Moreover, the Committee considers it important for the Greek government to facilitate the acquisition or merging of companies. In its view, the small size of Greek enterprises hinders productivity and exports. Furthermore, it suggests for special economic departments in courts to be formed which will be authorized in dealing with significant economic affairs – with the mandate of reaching a decision in a period of twelve months. The Committee, of course, reiterates already known ideas such as the need to upgrade the Greek education system and link it with the labor market as well as to improve infrastructures.

Mitsotakis has congratulated the Committee for its work but has only said his government would study the proposals. The experience during the economic crisis does not allow much optimism, especially taking into account that the current Greek government does not need to meet strict demands under deadlines by its creditors. As already mentioned Greece has failed to implement significant reforms – for example on restructuring the higher education system – even during the Troika years. Several Greek intellectuals encourage the current Greek government to change the country’s production model and grasp the opportunity offered by the recent EU decisions. However, they remain skeptical on the final result because the draw on the previous experience of the problematic absorption of the structural funds.

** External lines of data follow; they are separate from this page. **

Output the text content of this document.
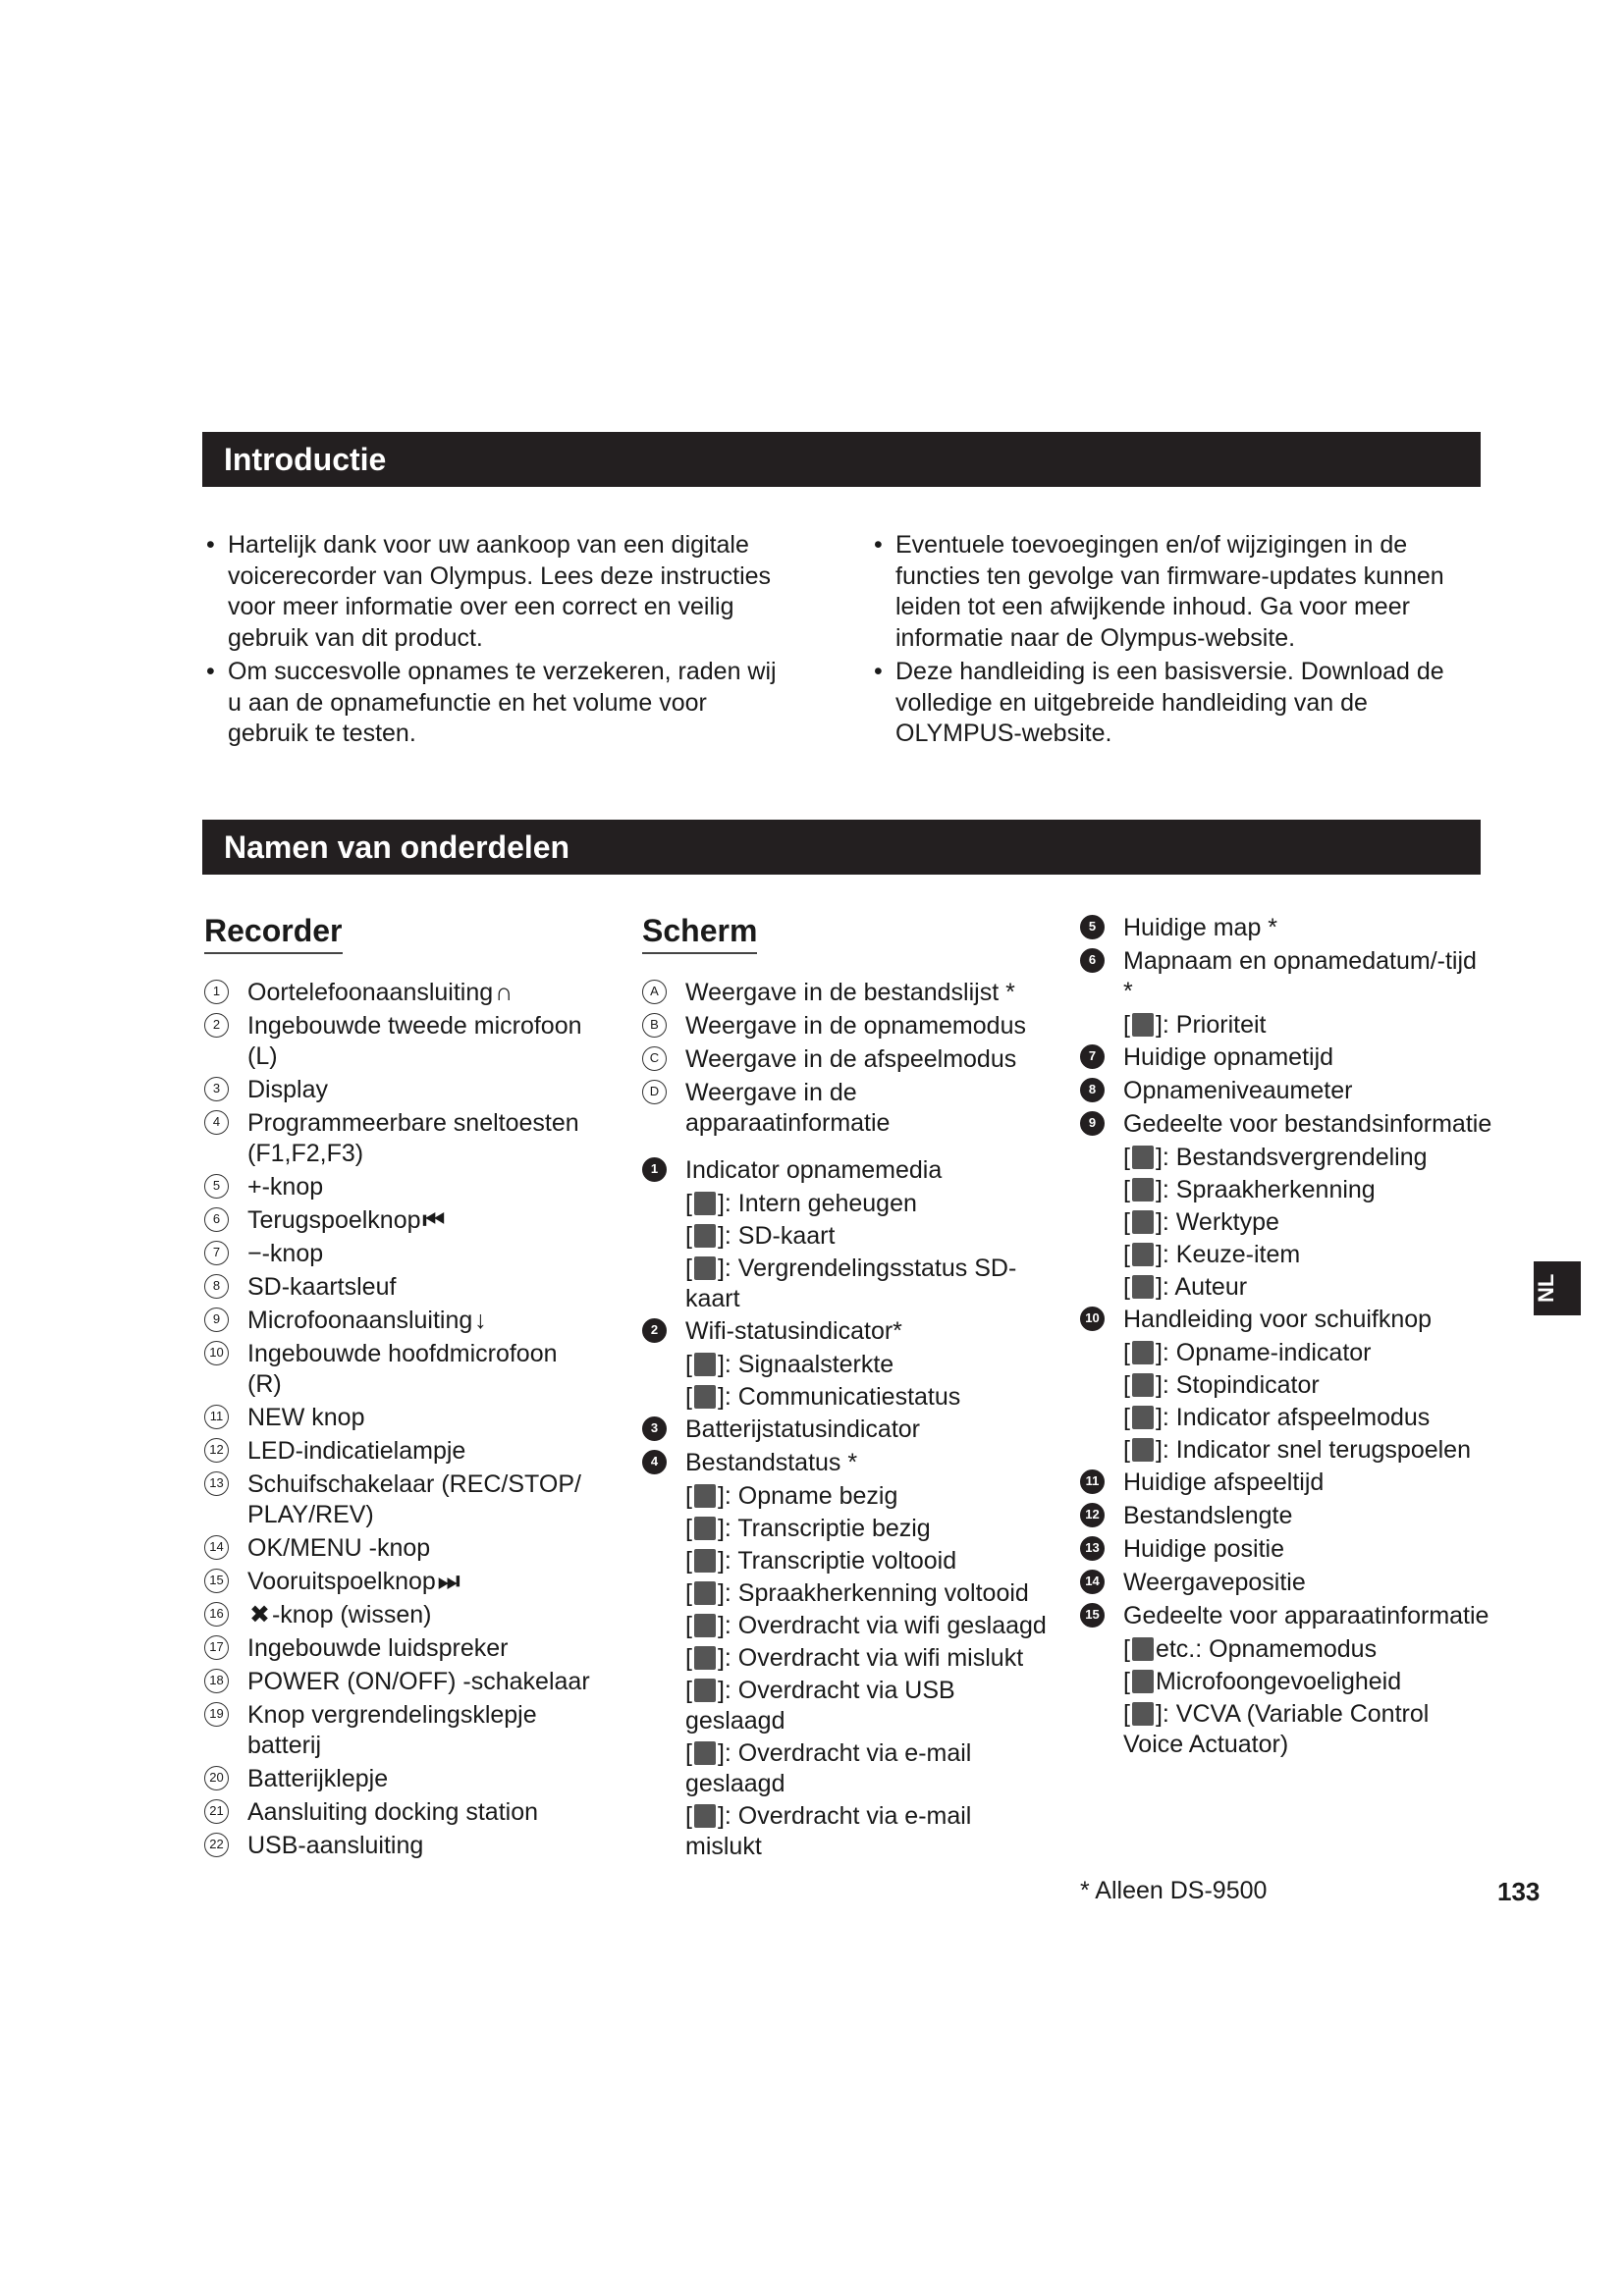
Introductie
• Hartelijk dank voor uw aankoop van een digitale voicerecorder van Olympus. Lees deze instructies voor meer informatie over een correct en veilig gebruik van dit product.
• Om succesvolle opnames te verzekeren, raden wij u aan de opnamefunctie en het volume voor gebruik te testen.
• Eventuele toevoegingen en/of wijzigingen in de functies ten gevolge van firmware-updates kunnen leiden tot een afwijkende inhoud. Ga voor meer informatie naar de Olympus-website.
• Deze handleiding is een basisversie. Download de volledige en uitgebreide handleiding van de OLYMPUS-website.
Namen van onderdelen
Recorder
1	Oortelefoonaansluiting∩
2	Ingebouwde tweede microfoon (L)
3	Display
4	Programmeerbare sneltoesten (F1,F2,F3)
5	+-knop
6	Terugspoelknop⏮
7	−-knop
8	SD-kaartsleuf
9	Microfoonaansluiting↓
10 Ingebouwde hoofdmicrofoon (R)
11 NEW knop
12 LED-indicatielampje
13 Schuifschakelaar (REC/STOP/ PLAY/REV)
14 OK/MENU -knop
15 Vooruitspoelknop⏭
16 ✖-knop (wissen)
17 Ingebouwde luidspreker
18 POWER (ON/OFF) -schakelaar
19 Knop vergrendelingsklepje batterij
20 Batterijklepje
21 Aansluiting docking station
22 USB-aansluiting
Scherm
A	Weergave in de bestandslijst *
B	Weergave in de opnamemodus
C	Weergave in de afspeelmodus
D	Weergave in de apparaatinformatie
1	Indicator opnamemedia
[ ]: Intern geheugen
[ ]: SD-kaart
[ ]: Vergrendelingsstatus SD-kaart
2	Wifi-statusindicator*
[ ]: Signaalsterkte
[ ]: Communicatiestatus
3	Batterijstatusindicator
4	Bestandstatus *
[ ]: Opname bezig
[ ]: Transcriptie bezig
[ ]: Transcriptie voltooid
[ ]: Spraakherkenning voltooid
[ ]: Overdracht via wifi geslaagd
[ ]: Overdracht via wifi mislukt
[ ]: Overdracht via USB geslaagd
[ ]: Overdracht via e-mail geslaagd
[ ]: Overdracht via e-mail mislukt
5	Huidige map *
6	Mapnaam en opnamedatum/-tijd *
[ ]: Prioriteit
7	Huidige opnametijd
8	Opnameniveaumeter
9	Gedeelte voor bestandsinformatie
[ ]: Bestandsvergrendeling
[ ]: Spraakherkenning
[ ]: Werktype
[ ]: Keuze-item
[ ]: Auteur
10 Handleiding voor schuifknop
[ ]: Opname-indicator
[ ]: Stopindicator
[ ]: Indicator afspeelmodus
[ ]: Indicator snel terugspoelen
11 Huidige afspeeltijd
12 Bestandslengte
13 Huidige positie
14 Weergavepositie
15 Gedeelte voor apparaatinformatie
[ etc.: Opnamemodus
[ Microfoongevoeligheid
[ ]: VCVA (Variable Control Voice Actuator)
* Alleen DS-9500	133
NL
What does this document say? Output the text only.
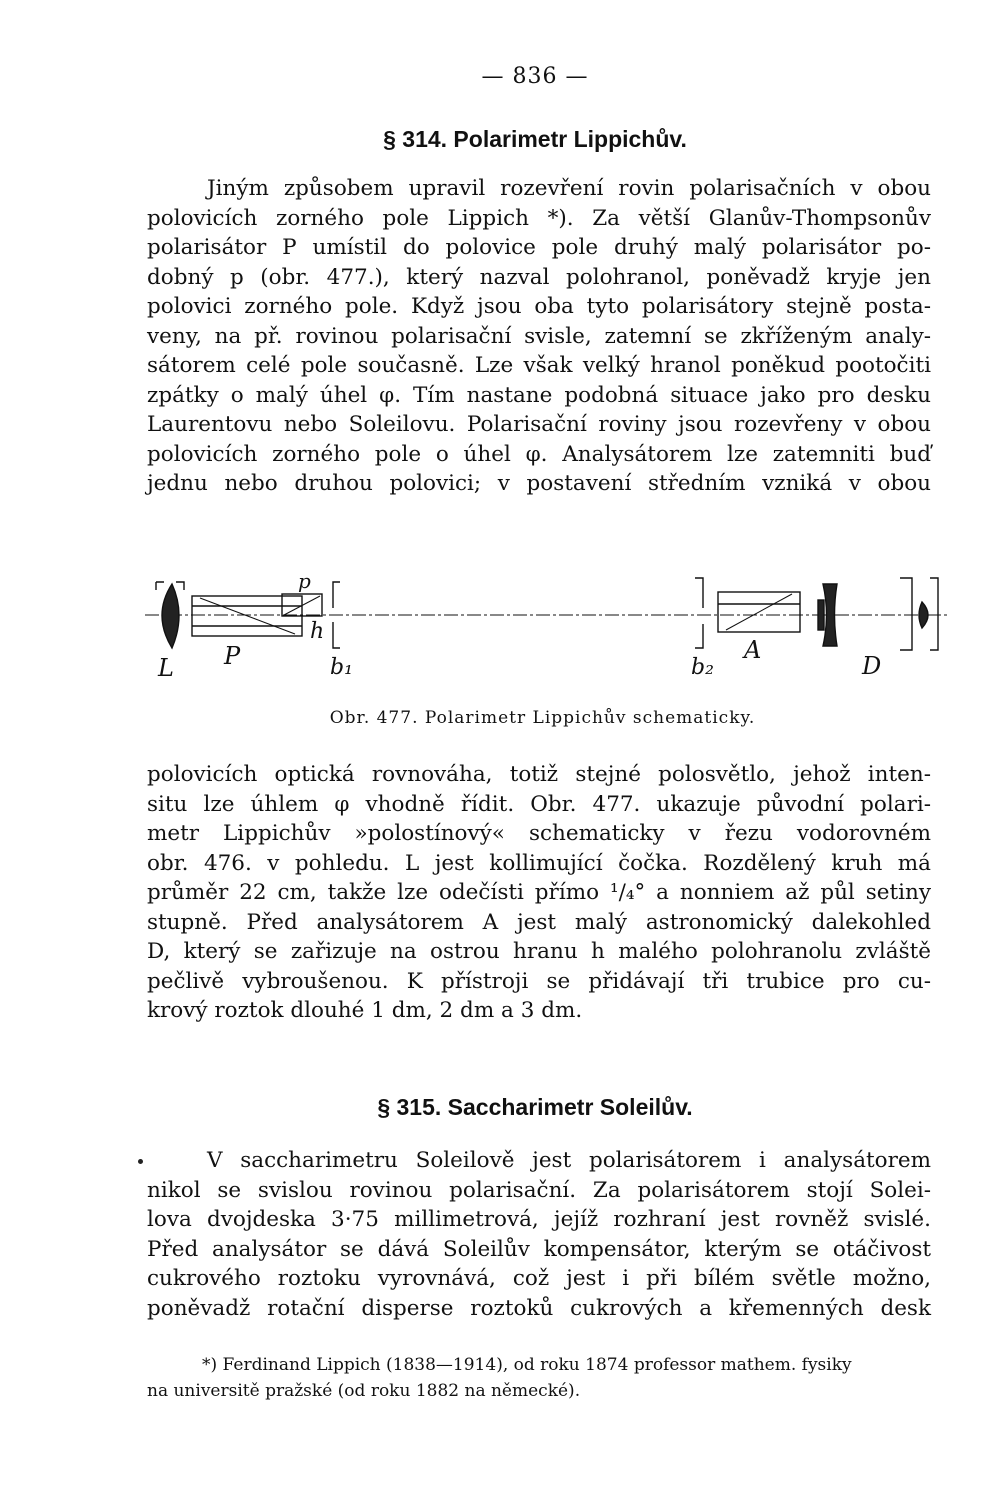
— 836 —
§ 314. Polarimetr Lippichův.
Jiným způsobem upravil rozevření rovin polarisačních v obou
polovicích zorného pole Lippich *). Za větší Glanův-Thompsonův
polarisátor P umístil do polovice pole druhý malý polarisátor po-
dobný p (obr. 477.), který nazval polohranol, poněvadž kryje jen
polovici zorného pole. Když jsou oba tyto polarisátory stejně posta-
veny, na př. rovinou polarisační svisle, zatemní se zkříženým analy-
sátorem celé pole současně. Lze však velký hranol poněkud pootočiti
zpátky o malý úhel φ. Tím nastane podobná situace jako pro desku
Laurentovu nebo Soleilovu. Polarisační roviny jsou rozevřeny v obou
polovicích zorného pole o úhel φ. Analysátorem lze zatemniti buď
jednu nebo druhou polovici; v postavení středním vzniká v obou
L P
p
h
b₁	b₂
A
D
Obr. 477. Polarimetr Lippichův schematicky.
polovicích optická rovnováha, totiž stejné polosvětlo, jehož inten-
situ lze úhlem φ vhodně řídit. Obr. 477. ukazuje původní polari-
metr Lippichův »polostínový« schematicky v řezu vodorovném
obr. 476. v pohledu. L jest kollimující čočka. Rozdělený kruh má
průměr 22 cm, takže lze odečísti přímo ¹/₄° a nonniem až půl setiny
stupně. Před analysátorem A jest malý astronomický dalekohled
D, který se zařizuje na ostrou hranu h malého polohranolu zvláště
pečlivě vybroušenou. K přístroji se přidávají tři trubice pro cu-
krový roztok dlouhé 1 dm, 2 dm a 3 dm.
§ 315. Saccharimetr Soleilův.
V saccharimetru Soleilově jest polarisátorem i analysátorem
nikol se svislou rovinou polarisační. Za polarisátorem stojí Solei-
lova dvojdeska 3·75 millimetrová, jejíž rozhraní jest rovněž svislé.
Před analysátor se dává Soleilův kompensátor, kterým se otáčivost
cukrového roztoku vyrovnává, což jest i při bílém světle možno,
poněvadž rotační disperse roztoků cukrových a křemenných desk
*) Ferdinand Lippich (1838—1914), od roku 1874 professor mathem. fysiky
na universitě pražské (od roku 1882 na německé).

In the interim, COVID-19 is dramatically impacting on the national economy. On 29 July, the leader of the main opposition SYRIZA party, Alexis Tsipras, gave a speech in Parliament and accused the governing New Democracy for idealizing economic developments. This is happening in a period during which recession is expected to be deeper than anticipated. International organizations – including the IMF – remain pessimistic about the future economic outlook. On the contrary, the Greek government elaborates on an alleged success story narrative that is reproduced by almost all national media.

 

Conclusion

Greece is encircled in a labyrinth of serious economic problems. After the economic crisis which broke out in 2010, the COVID-19 pandemic is causing a new recession with unknown end. The Greek government hopes that recent decisions made at the EU level will contribute to the country’s recovery. The mission is difficult though. A Committee led by Professor Christopher Pissarides has been authorized to help it provide the EU with a necessary national plan to absorb funds from Brussels. It is certainly positive for Greece that it can rely on European solidarity in a particularly tough period for the national economy. The benefits of Greece’s EU membership are, once again, becoming evident. Of course, the way the Greek government has managed the national economy since it has come to power in July 2019 does not generate enthusiasm. Growth had already been anemic even before the outbreak of COVID-19.